Caps Finish Home Slate vs. Isles
Caps to honor Ovechkin in pregame ceremony on Tuesday, ahead of regular season home finale vs. Isles
The Caps conclude the home portion of their 2021-22 regular season slate on Tuesday night when they host the New York Islanders at Capital One Arena. The game is also the front end of a home and home set of contests with the Isles; the Caps visit the Islanders in Belmont on Thursday night in the front end of a season-ending set of back-to-back games. The Caps finish the season on Friday night in Manhattan against the New York Rangers.
Washington lost captain Alex Ovechkin to an upper body injury in Sunday's game against Toronto, and although the team did not practice on Monday, Ovechkin was in full uniform and on skates for Monday's team photo at MedStar Capitals Iceplex. Ovechkin left Sunday's game after barreling into the corner boards and hitting his shoulder or back against the wall at a fairly high rate of speed. He got up and left the ice under his own power, and on Monday the team announced that he was day-to-day with an upper body injury.
The Caps will conduct a pregame ceremony to honor Ovechkin's move into third place on the NHL's all-time goals list this season. Last week in Vegas, Ovechkin scored his 50th goal of the season, the ninth time in 17 seasons he has reached 50 goals, tying him with Mike Bossy and Wayne Gretzky for the most 50-goal seasons in NHL history.
By virtue of its 4-3 shootout loss to the Maple Leafs on Sunday night in the opener of its final homestand of the regular season, Washington reached the 100-point plateau for the sixth time in the last eight seasons, the only NHL team to achieve that feat over that span. But the Caps are still seeking to climb the Metropolitan Division standings ladder, and they left a point in the table in Sunday's game, letting a 3-1 lead slip from their grasp in the last eight minutes of regulation.
"I think we had the game under control," says Caps forward Marcus Johansson, whose goal lifted the Caps into their 3-1 lead early in the period. "I think we were the better team for the most part in this game, and I don't think we should let off the gas just because we're up 3-1. I think we should keep playing the same way.
"There's going to be mistakes at any given point in games, but you can't stop playing. But you've got to play the right way and when you're doing something that works, you stick with it. It's better to have it now than in a week [when the playoffs will be underway], but this is a frustrating loss. We all wanted this one. But we'll learn from it and move on."
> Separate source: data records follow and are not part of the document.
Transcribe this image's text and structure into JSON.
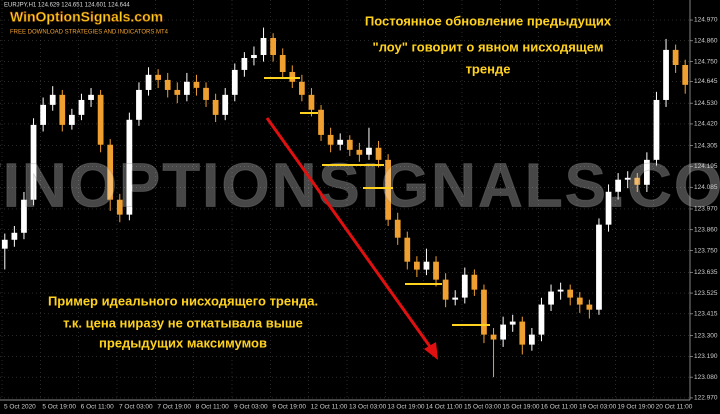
{
  "chart_data": {
    "type": "candlestick",
    "symbol_info": "EURJPY,H1 124.629 124.651 124.601 124.644",
    "logo": "WinOptionSignals.com",
    "logo_subtitle": "FREE DOWNLOAD STRATEGIES AND INDICATORS MT4",
    "watermark": "WINOPTIONSIGNALS.COM",
    "annotations": [
      [
        "Постоянное обновление предыдущих",
        "\"лоу\" говорит о явном нисходящем",
        "тренде"
      ],
      [
        "Пример идеального нисходящего тренда.",
        "т.к. цена ниразу не откатывала выше",
        "предыдущих максимумов"
      ]
    ],
    "x_labels": [
      "5 Oct 2020",
      "5 Oct 19:00",
      "6 Oct 11:00",
      "7 Oct 03:00",
      "7 Oct 19:00",
      "8 Oct 11:00",
      "9 Oct 03:00",
      "9 Oct 19:00",
      "12 Oct 11:00",
      "13 Oct 03:00",
      "13 Oct 19:00",
      "14 Oct 11:00",
      "15 Oct 03:00",
      "15 Oct 19:00",
      "16 Oct 11:00",
      "19 Oct 03:00",
      "19 Oct 19:00",
      "20 Oct 11:00"
    ],
    "open": [
      123.76,
      123.807,
      123.844,
      124.019,
      124.415,
      124.521,
      124.574,
      124.415,
      124.468,
      124.547,
      124.574,
      124.31,
      124.019,
      123.94,
      124.442,
      124.6,
      124.68,
      124.653,
      124.6,
      124.574,
      124.643,
      124.611,
      124.547,
      124.468,
      124.574,
      124.706,
      124.769,
      124.785,
      124.875,
      124.785,
      124.695,
      124.643,
      124.574,
      124.495,
      124.362,
      124.31,
      124.336,
      124.283,
      124.257,
      124.294,
      124.23,
      123.913,
      123.818,
      123.691,
      123.649,
      123.691,
      123.596,
      123.49,
      123.501,
      123.622,
      123.543,
      123.305,
      123.279,
      123.358,
      123.374,
      123.252,
      123.305,
      123.464,
      123.533,
      123.543,
      123.501,
      123.464,
      123.437,
      123.887,
      124.061,
      124.125,
      124.135,
      124.098,
      124.23,
      124.547,
      124.812,
      124.732
    ],
    "high": [
      123.84,
      123.88,
      124.06,
      124.45,
      124.56,
      124.62,
      124.6,
      124.5,
      124.58,
      124.61,
      124.6,
      124.34,
      124.05,
      124.48,
      124.64,
      124.72,
      124.71,
      124.69,
      124.64,
      124.69,
      124.68,
      124.64,
      124.58,
      124.61,
      124.74,
      124.8,
      124.83,
      124.93,
      124.9,
      124.82,
      124.73,
      124.68,
      124.61,
      124.52,
      124.4,
      124.37,
      124.36,
      124.32,
      124.4,
      124.33,
      124.26,
      123.95,
      123.85,
      123.72,
      123.76,
      123.72,
      123.63,
      123.54,
      123.66,
      123.65,
      123.57,
      123.34,
      123.4,
      123.41,
      123.4,
      123.34,
      123.5,
      123.57,
      123.58,
      123.57,
      123.53,
      123.49,
      123.92,
      124.1,
      124.16,
      124.17,
      124.16,
      124.27,
      124.59,
      124.87,
      124.84,
      124.76
    ],
    "low": [
      123.65,
      123.77,
      123.81,
      123.99,
      124.38,
      124.49,
      124.38,
      124.39,
      124.44,
      124.51,
      124.27,
      123.96,
      123.9,
      123.91,
      124.41,
      124.57,
      124.61,
      124.56,
      124.53,
      124.54,
      124.57,
      124.51,
      124.43,
      124.44,
      124.54,
      124.67,
      124.73,
      124.75,
      124.75,
      124.66,
      124.61,
      124.54,
      124.46,
      124.33,
      124.27,
      124.28,
      124.25,
      124.22,
      124.23,
      124.19,
      123.88,
      123.78,
      123.65,
      123.61,
      123.62,
      123.56,
      123.45,
      123.46,
      123.47,
      123.51,
      123.26,
      123.08,
      123.24,
      123.32,
      123.2,
      123.22,
      123.27,
      123.43,
      123.49,
      123.46,
      123.42,
      123.39,
      123.41,
      123.85,
      124.02,
      124.08,
      124.06,
      124.06,
      124.2,
      124.51,
      124.69,
      124.58
    ],
    "close": [
      123.807,
      123.844,
      124.019,
      124.415,
      124.521,
      124.574,
      124.415,
      124.468,
      124.547,
      124.574,
      124.31,
      124.019,
      123.94,
      124.442,
      124.6,
      124.68,
      124.653,
      124.6,
      124.574,
      124.643,
      124.611,
      124.547,
      124.468,
      124.574,
      124.706,
      124.769,
      124.785,
      124.875,
      124.785,
      124.695,
      124.643,
      124.574,
      124.495,
      124.362,
      124.31,
      124.336,
      124.283,
      124.257,
      124.294,
      124.23,
      123.913,
      123.818,
      123.691,
      123.649,
      123.691,
      123.596,
      123.49,
      123.501,
      123.622,
      123.543,
      123.305,
      123.279,
      123.358,
      123.374,
      123.252,
      123.305,
      123.464,
      123.533,
      123.543,
      123.501,
      123.464,
      123.437,
      123.887,
      124.061,
      124.125,
      124.135,
      124.098,
      124.23,
      124.547,
      124.812,
      124.732,
      124.627
    ],
    "up_color": "#ffffff",
    "down_color": "#f0a030",
    "ylim": [
      122.959,
      125.076
    ],
    "yticks": [
      {
        "value": 124.97,
        "label": "124.970"
      },
      {
        "value": 124.86,
        "label": "124.860"
      },
      {
        "value": 124.75,
        "label": "124.750"
      },
      {
        "value": 124.645,
        "label": "124.645"
      },
      {
        "value": 124.53,
        "label": "124.530"
      },
      {
        "value": 124.42,
        "label": "124.420"
      },
      {
        "value": 124.305,
        "label": "124.305"
      },
      {
        "value": 124.195,
        "label": "124.195"
      },
      {
        "value": 124.085,
        "label": "124.085"
      },
      {
        "value": 123.97,
        "label": "123.970"
      },
      {
        "value": 123.86,
        "label": "123.860"
      },
      {
        "value": 123.75,
        "label": "123.750"
      },
      {
        "value": 123.635,
        "label": "123.635"
      },
      {
        "value": 123.525,
        "label": "123.525"
      },
      {
        "value": 123.415,
        "label": "123.415"
      },
      {
        "value": 123.3,
        "label": "123.300"
      },
      {
        "value": 123.19,
        "label": "123.190"
      },
      {
        "value": 123.08,
        "label": "123.080"
      },
      {
        "value": 122.97,
        "label": "122.970"
      }
    ],
    "grid": true
  }
}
As Johansson notes, the Caps were the better team for most of the game, and that's been good enough for Washington to earn wins on most nights lately. Since the start of March, the Caps are 16-5-3, and they're 7-1-2 in their last 10 games, with the regulation loss and one of the overtime/shootout losses coming against Toronto over that span.
"We've talked about it lately, in the first 10 minutes of the game trying to get the first goal and trying to play the right way," says Caps right wing T.J. Oshie. "I thought we did a great job [Sunday]. There was maybe five little breakdowns, and they got some good looks. There were a couple of other mistakes where guys backed each other up, which is something we've been talking about a lot. So I thought we played a great game against a team that played back-to-back. We just shot ourselves in the foot in the last 10 minutes there.
"As bad as this one feels, it feels 10 times worse when you do it in the postseason. I think it's a super good learning experience for us here, that what we did in those first 50 minutes, plus or minus a couple, was good. Maybe it's a good thing that happened, and now we can learn from how we didn't close out the game tonight."
The Caps will get a chance to redeem themselves on Tuesday against the Islanders, who will miss out on the playoffs for the first time since 2018. An early season 11-game losing streak (0-8-3) from Nov. 7-Dec. 5 proved to be too deep of a ditch for the Isles to extricate themselves from, and they were mathematically eliminated from postseason contention last week.
Washington has won each of the first two meetings between the two Metro rivals this season, taking a 2-0 shutout win in the Islanders' new home barn in Belmont, N.Y. on Jan. 15 and prevailing 4-3 in an eight-round shootout here in the District on March 15.